Something about starter packs that I think gets lost when they're discussed on Mastodon:
The power of starter packs is not in some centralised mega list of say "Black people in tech," curated by some central authority. The power is in a million tiny "Black techies I follow" lists curated by everyday users.
Check it out. I'm on some lists.
https://clearsky.app/mekka.mekka-tech.com/lists
And yes, I'm on some lists I don't want to be on, that people use to block. And I mostly don't care.
1/N
The losers that think being trans means being white and trans, hopped over from Mastodon to BlueSky, and put me on their "transmisogyny list."
But Black trans people, and white trans people that aren't racist and can see Black people, put me in their starter packs.
I don't want to be in community with the fashy white trans people that don't like Black trans people. I prefer the white trans people that like the Black and brown trans people.

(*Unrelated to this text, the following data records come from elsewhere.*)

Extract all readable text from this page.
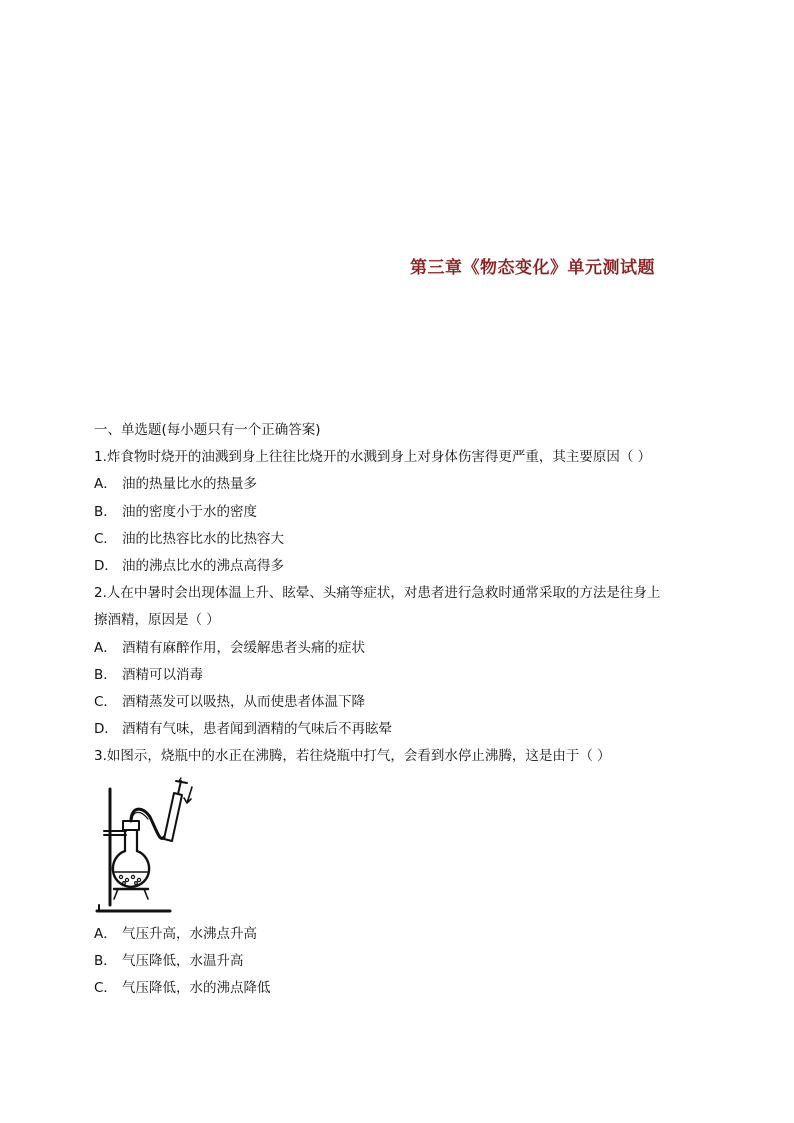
第三章《物态变化》单元测试题
一、单选题(每小题只有一个正确答案)
1.炸食物时烧开的油溅到身上往往比烧开的水溅到身上对身体伤害得更严重，其主要原因（ ）
A． 油的热量比水的热量多
B． 油的密度小于水的密度
C． 油的比热容比水的比热容大
D． 油的沸点比水的沸点高得多
2.人在中暑时会出现体温上升、眩晕、头痛等症状，对患者进行急救时通常采取的方法是往身上
擦酒精，原因是（ ）
A． 酒精有麻醉作用，会缓解患者头痛的症状
B． 酒精可以消毒
C． 酒精蒸发可以吸热，从而使患者体温下降
D． 酒精有气味，患者闻到酒精的气味后不再眩晕
3.如图示，烧瓶中的水正在沸腾，若往烧瓶中打气，会看到水停止沸腾，这是由于（ ）
A． 气压升高，水沸点升高
B． 气压降低，水温升高
C． 气压降低，水的沸点降低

I don't like everybody. It's OK if they block me.
Something else interesting:
ClearSky, the tool for inspecting blocks, list membership, etc, is built by a Black developer.
BlackSky, the tool and moderation community for Black ATProto users and apps, is built by a Black developer.
Black developers are building on Blue Sky.
Shout out to everyone who will read this, and instead of saying "How do we get them to build for Mastodon/Activity Pub?" Will froth at the mouth about fake federation and the inevitable corpo takeover.
Black developers have been trying to build for the fediverse. For years. And they meet extreme resistance.
Do you know who they are? Do you know their names? Do you know which projects they tried to ship / have shipped?
This isn't about BlueSky, or corporate social media, or decentralization, or influencer culture, or big accounts, or wanting to replicate Twitter, or venture capital funding.
@mekkaokereke I'd love to get some of those people involved in the ActivityPub Trust & Safety Taskforce, but as I don't have strong relationships with these people I'm not sure how best to invite them, and am also cognisant that standards work is an entire thing, and can be very laborious, so I don't wish to expect that of anyone from a marginalised background.
I'm currently making sure to cite articles by black & brown authors when I know of a relevant article to a specific work item.